We will apply the random forest method to the Adult dataset here.
We will begin by importing the data, doing some pre-filtering and combining into classes, and generating two subsets of the data: The training set, which we will be using to train the random Forest model, and the evaluation set, which we will use to evaluate the performance of the model.
For more information on what this source code does to prepare the data, visit the tutorial: “Data Preparation with R (Adult Dataset)”. This allows us to move on to model specification.
Random Forests are an extension of tree methods. Where in the CART methodology, the inherent variability of the tree model, and susceptibility to data was considered a weakness of the model, in random forest that is considered a strength. In fact, we take special steps to ensure as much variability in the individual trees as possible. The belief is that by averaging across the high variance, low bias trees, we will end up with a low bias, low variance estimator. We hope that the random forest will do better than any single tree could do. We need to load up the libraries we’ll be using.
Next we’ll need to find the optimal numbers of variables to try splitting on at each node.
bestmtry <- tuneRF(data$train[-13],data$train$income, ntreeTry=100, stepFactor=1.5,improve=0.01, trace=TRUE, plot=TRUE, dobest=FALSE)
For this, the syntax I’m using for the tuneRF function means I’m giving the function the first 12 columns of the training set (all values but income) as independent variables. The specification data$train[-13] means “All but the 13th column on the set data$train”. As an independent variable, I give the algorithm “data$train$income”, which is the income column on the set data$train. ntreeTry specifies the number of trees to make using this function, trying out different numbers for mtry. See the help file (help(tunerf)) for more information.
The algorithm has chosen 2 as the optimal number of mtry for each tree. Now what we have left to do is run the algorithm.
adult.rf <-randomForest(income~.,data=data$train, mtry=2, ntree=1000, keep.forest=TRUE, importance=TRUE,test=data$val)
In the formula for Random Forest, we specify income versus all other variables in the set as predictors. We specify the mtry value to be 2, matching what we had found earlier with searching for the optimal value. The number of trees we use here is 1000, though computers are fast now and it’s not unreasonable to use 20,000 or more trees to build the model. We ask the algorithm to keep the forest, as well as calculate the variable importance so we can see what contributed most to estimating income classification.
Finally, we can evaluate the performance of the random forest for classification. Since we have been eschewing the confusion matrix in favor of the ROC curve, we should probably continue that. The commands to generate the ROC curve using the ROCR package are as follows:
adult.rf.pr = predict(adult.rf,type="prob",newdata=data$val)[,2] adult.rf.pred = prediction(adult.rf.pr, data$val$income) adult.rf.perf = performance(adult.rf.pred,"tpr","fpr") plot(adult.rf.perf,main="ROC Curve for Random Forest",col=2,lwd=2) abline(a=0,b=1,lwd=2,lty=2,col="gray")

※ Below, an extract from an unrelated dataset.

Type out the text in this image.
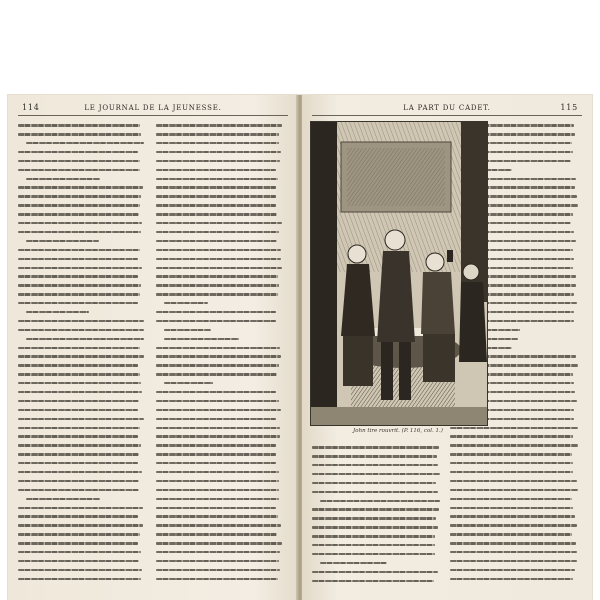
114	LE JOURNAL DE LA JEUNESSE.	115
LA PART DU CADET.
John tire rouvrit. (P. 116, col. 1.)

To build the ROC curve using the ROCR package, first we need to generate the prediction object. As inputs to the prediction() method, we use the predicted class probabilities for the validation dataset, and the actual classes (labels). There are various things we can do with the prediction object, but the most appropriate here is to gauge the performance, using the performance() method. As inputs, we give it the performance object, and the two metrics we want to display in the ROC curve. (True positive rate, False positive rate). There are other diagnostic curves we can also generate using this method. See help(performance) for more information.
To interpret the ROC curve, let us remember that perfect classification happens at 100% True positive rate, and 0% False positive rate. With that in mind, we see that perfect classification happens at the upper left-hand corner of the graph, so the closer our graph comes to that corner, the better we are at classification. The diagonal line represents random guess, so the distance of our graph over the diagonal line represents how much better we are doing than random guess. Now we also want to evaluate what variables were most important in generating the forest.
The importance() function gives us a textual representation of how important the variables were in classifying income, while the varImpPlot() method gives us a graphical representation. We see from the Variable importance plot, that the most important variables included age, capital gains, education, and marital and relationship status. Variables like race and country of origin were of less importance.